With the addition of the two New Yorkers, the next session of Congress will likely include 11 openly LGBTQ members — nine House representatives and two senators — the most in U.S. history.

Six of the seven LGBTQ incumbents on the ballot, all Democrats, won re-election: David Cicilline of Rhode Island, Chris Pappas of New Hampshire, Mark Pocan of Wisconsin, Angie Craig of Minnesota, Mark Takano of California and Sharice Davids of Kansas, who became first openly gay Native American in Congress in 2018. The seventh incumbent, Sean Patrick Maloney of New York, is leading his Republican opponent by nearly 3 percentage points with 78 percent of votes in.

Davids, the lone Democrat in Kansas’ congressional delegation, defeated former state Republican Party chair Amanda Adkins, 53 percent to 44 percent.

In her acceptance speech late Tuesday night, Davids thanked voters for turning out in record numbers.

“Even in the face of this pandemic, American democracy moves ahead,” she said, adding that Kansans “spoke loud and clear — they rejected the tired politics of the past. … They chose a different vision for who we send to the United State House, making sure that we continue this path that we started.”

Cicilline, who introduced the Equality Act in 2019, defeated independent Frederick Wysocki by more than 50 percentage points.

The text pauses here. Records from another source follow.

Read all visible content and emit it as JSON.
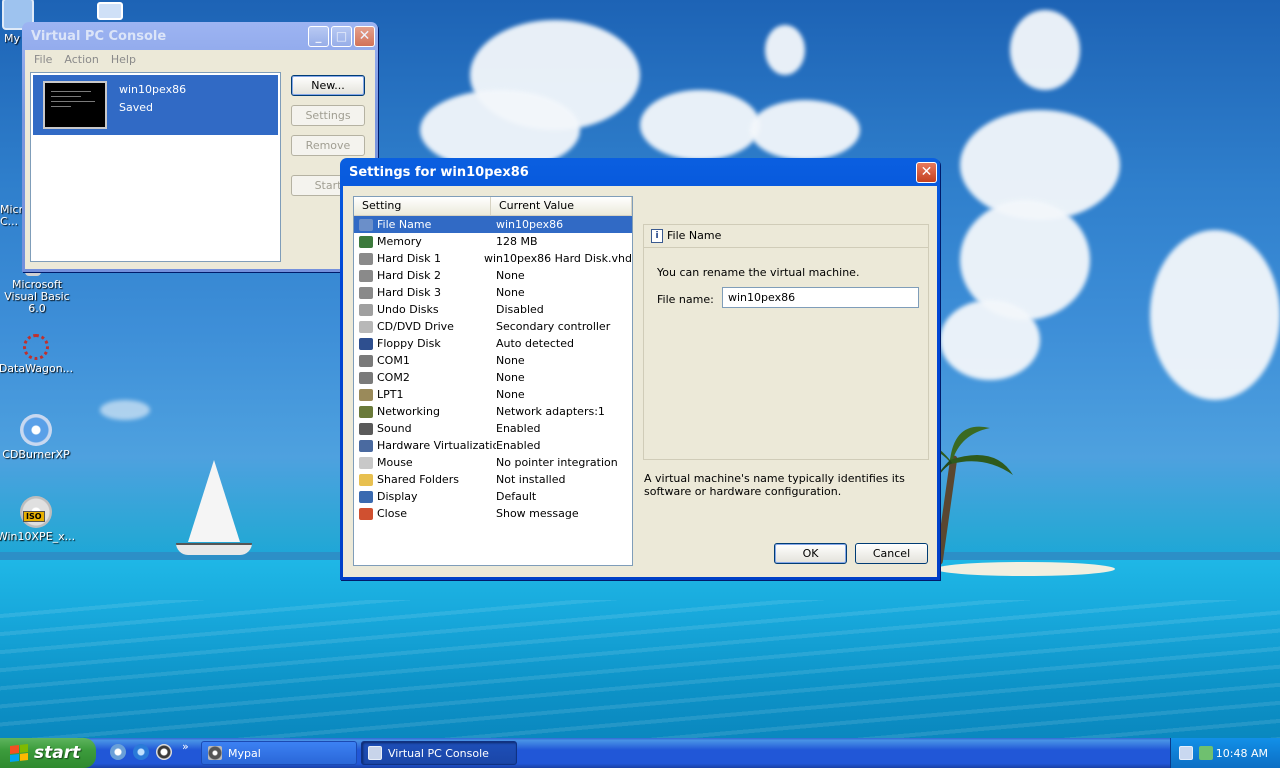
{
  "desktop": {
    "icons": [
      {
        "label": "My"
      },
      {
        "label": "Micro... C..."
      },
      {
        "label": "Microsoft Visual Basic 6.0"
      },
      {
        "label": "DataWagon..."
      },
      {
        "label": "CDBurnerXP"
      },
      {
        "label": "Win10XPE_x..."
      }
    ]
  },
  "console": {
    "title": "Virtual PC Console",
    "menu": [
      "File",
      "Action",
      "Help"
    ],
    "vm": {
      "name": "win10pex86",
      "state": "Saved"
    },
    "buttons": {
      "new": "New...",
      "settings": "Settings",
      "remove": "Remove",
      "start": "Start"
    }
  },
  "settings": {
    "title": "Settings for win10pex86",
    "columns": {
      "setting": "Setting",
      "value": "Current Value"
    },
    "rows": [
      {
        "name": "File Name",
        "value": "win10pex86",
        "icon": "document-icon",
        "color": "#6b8fc9",
        "selected": true
      },
      {
        "name": "Memory",
        "value": "128 MB",
        "icon": "memory-icon",
        "color": "#3c7a3c"
      },
      {
        "name": "Hard Disk 1",
        "value": "win10pex86 Hard Disk.vhd",
        "icon": "hard-disk-icon",
        "color": "#8a8a8a"
      },
      {
        "name": "Hard Disk 2",
        "value": "None",
        "icon": "hard-disk-icon",
        "color": "#8a8a8a"
      },
      {
        "name": "Hard Disk 3",
        "value": "None",
        "icon": "hard-disk-icon",
        "color": "#8a8a8a"
      },
      {
        "name": "Undo Disks",
        "value": "Disabled",
        "icon": "undo-disk-icon",
        "color": "#a0a0a0"
      },
      {
        "name": "CD/DVD Drive",
        "value": "Secondary controller",
        "icon": "cd-icon",
        "color": "#b8b8b8"
      },
      {
        "name": "Floppy Disk",
        "value": "Auto detected",
        "icon": "floppy-icon",
        "color": "#2e4f8f"
      },
      {
        "name": "COM1",
        "value": "None",
        "icon": "serial-port-icon",
        "color": "#7a7a7a"
      },
      {
        "name": "COM2",
        "value": "None",
        "icon": "serial-port-icon",
        "color": "#7a7a7a"
      },
      {
        "name": "LPT1",
        "value": "None",
        "icon": "parallel-port-icon",
        "color": "#9a8a5a"
      },
      {
        "name": "Networking",
        "value": "Network adapters:1",
        "icon": "network-icon",
        "color": "#6a7a3a"
      },
      {
        "name": "Sound",
        "value": "Enabled",
        "icon": "sound-icon",
        "color": "#5a5a5a"
      },
      {
        "name": "Hardware Virtualization",
        "value": "Enabled",
        "icon": "chip-icon",
        "color": "#4a6aa0"
      },
      {
        "name": "Mouse",
        "value": "No pointer integration",
        "icon": "mouse-icon",
        "color": "#c8c8c8"
      },
      {
        "name": "Shared Folders",
        "value": "Not installed",
        "icon": "folder-icon",
        "color": "#e8c050"
      },
      {
        "name": "Display",
        "value": "Default",
        "icon": "display-icon",
        "color": "#3a6ab0"
      },
      {
        "name": "Close",
        "value": "Show message",
        "icon": "power-icon",
        "color": "#d05030"
      }
    ],
    "detail": {
      "header": "File Name",
      "text": "You can rename the virtual machine.",
      "field_label": "File name:",
      "field_value": "win10pex86",
      "help": "A virtual machine's name typically identifies its software or hardware configuration."
    },
    "ok": "OK",
    "cancel": "Cancel"
  },
  "taskbar": {
    "start": "start",
    "items": [
      {
        "label": "Mypal"
      },
      {
        "label": "Virtual PC Console"
      }
    ],
    "chevron": "»",
    "clock": "10:48 AM"
  }
}
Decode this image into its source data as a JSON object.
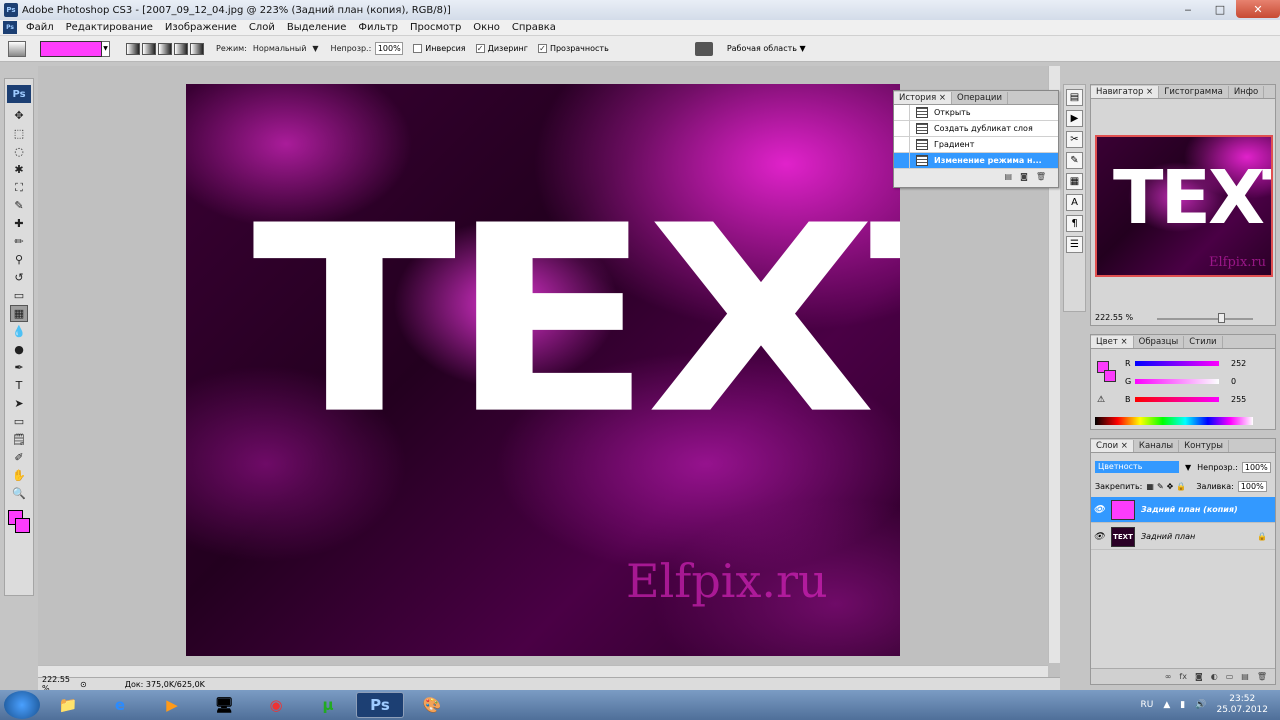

“After four long years of turmoil and strife, Rhode Islanders are ready to bring our country together and heal the wounds that Donald Trump has opened,” Cicilline, 59, said in a statement.

There were more than two dozen LGBTQ congressional candidates on the ballot Tuesday, according to the Victory Fund. While only two nonincumbents won their races, Gina Ortiz Jones, an out lesbian and former Air Force captain, lost her race in Texas' 23rd Congressional District by just 3 points to Republican Tony Gonzalez.

Jones, 39, an Iraq War veteran, would have been the first openly gay representative from Texas and the first Filipino American woman in Congress. Two years ago, Jones lost to Republican incumbent Will Hurd by less than 1,000 votes.

The two LGBTQ senators, Tammy Baldwin of Wisconsin and Kyrsten Sinema of Arizona, were not up for re-election.

In 2013, Baldwin, a lesbian, became the first LGBTQ senator in U.S. history. She was joined in the Senate by Sinema, who is bisexual, in 2019.

Baldwin, who was elected to the House of Representatives in 1998, was also the first gay nonincumbent elected to either chamber of Congress. Prior, a handful of representatives — including Barney Frank and Gerry Studds of Massachusetts and Robert Bauman of Maryland — either came out while serving or after leaving Congress.